Summary of Contributions

  1. Introduction of DSOS and SDSOS: The authors define DSOS and SDSOS polynomials as subsets of SOS polynomials. DSOS polynomials can be optimized using LPs, and SDSOS polynomials using SOCPs. Their approach provides a trade-off between computational efficiency and the conservativeness of the nonnegativity condition.
  2. Scalability and Numerical Experiments: Extensive numerical experiments demonstrate the scalability of DSOS and SDSOS optimization in several application areas. These include polynomial optimization, copositive programming, convex regression, options pricing, sparse principal component analysis, and control theory.
  3. Asymptotic Guarantees: The paper proves that for even forms, POS surjective representations exist within the DSOS/SDSOS framework. This provides theoretical assurance that broader classes of nonnegative polynomials can be addressed using these approaches.
  4. Comparison with Existing LP and SDP Hierarchies: By contrasting DSOS/SDSOS methods with existing hierarchies like Polya’s LP hierarchy, the authors highlight the improved bounds and computational benefits of their method. The connection to traditional SDP techniques is maintained, ensuring theoretical rigor.
  5. Software Package iSOS: The development of a MATLAB package that automates the formulation of DSOS and SDSOS problems is a significant contribution, facilitating broader adoption and experimentation with these methods.

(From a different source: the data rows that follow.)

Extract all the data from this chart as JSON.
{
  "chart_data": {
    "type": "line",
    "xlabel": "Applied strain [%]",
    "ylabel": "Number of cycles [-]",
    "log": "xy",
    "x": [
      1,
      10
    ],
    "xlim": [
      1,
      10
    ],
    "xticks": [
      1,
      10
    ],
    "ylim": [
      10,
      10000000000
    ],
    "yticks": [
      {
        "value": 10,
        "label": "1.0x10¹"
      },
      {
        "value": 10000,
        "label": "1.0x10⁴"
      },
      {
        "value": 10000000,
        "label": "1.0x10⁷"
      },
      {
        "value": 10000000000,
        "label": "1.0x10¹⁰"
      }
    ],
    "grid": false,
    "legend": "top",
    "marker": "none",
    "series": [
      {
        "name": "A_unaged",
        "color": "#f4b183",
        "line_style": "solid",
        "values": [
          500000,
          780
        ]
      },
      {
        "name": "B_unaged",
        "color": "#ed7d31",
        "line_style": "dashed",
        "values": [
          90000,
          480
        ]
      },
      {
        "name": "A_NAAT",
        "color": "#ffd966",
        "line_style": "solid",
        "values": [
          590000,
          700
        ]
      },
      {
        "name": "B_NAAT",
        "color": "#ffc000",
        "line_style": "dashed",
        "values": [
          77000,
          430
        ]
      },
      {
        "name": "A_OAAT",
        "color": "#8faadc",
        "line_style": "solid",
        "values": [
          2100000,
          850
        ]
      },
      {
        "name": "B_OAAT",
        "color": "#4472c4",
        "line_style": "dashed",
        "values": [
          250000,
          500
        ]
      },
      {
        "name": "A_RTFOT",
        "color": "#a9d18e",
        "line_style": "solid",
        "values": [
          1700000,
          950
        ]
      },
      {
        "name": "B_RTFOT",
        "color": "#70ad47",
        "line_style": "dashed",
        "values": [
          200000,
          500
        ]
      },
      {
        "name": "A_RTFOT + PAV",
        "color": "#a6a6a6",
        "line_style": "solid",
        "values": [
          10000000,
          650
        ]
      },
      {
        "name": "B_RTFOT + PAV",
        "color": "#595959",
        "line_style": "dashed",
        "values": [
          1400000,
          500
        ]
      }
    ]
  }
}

Implications and Applications

The introduction of DSOS and SDSOS optimization is significant as it opens up possibilities for efficiently solving optimization problems previously deemed infeasible due to scalability issues. Particularly in control theory, finance, and machine learning, the ability to handle larger problem instances with ease extends the applicability of polynomial optimization techniques. For instance, the region of attraction computations in robotics can now be more efficiently approximated, offering practical benefits in real-time control systems.

Furthermore, the implications extend to theoretical advancements in optimization, particularly in the convex approximation of nonconvex problems. By enabling the use of LP and SOCP frameworks, the paper capitalizes on existing mature solver technologies, enhancing the practicality of polynomial optimization.

Future Directions

The work suggests future research in refining the trade-offs between solution quality and computational efficiency. Developing adaptive methodologies that switch between DSOS, SDSOS, and SOS optimization based on problem-specific criteria could further enhance efficiency. Additionally, the integration of these methods with other problem structures like sparsity and symmetry remains an open question that could lead to more comprehensive optimization frameworks.

In summary, the paper's contributions to DSOS and SDSOS optimization represent a valuable addition to optimization literature by making polynomial optimization more accessible through tractable alternatives. This lays the groundwork for future explorations into scalable and efficient approaches in both theoretical and practical domains of optimization.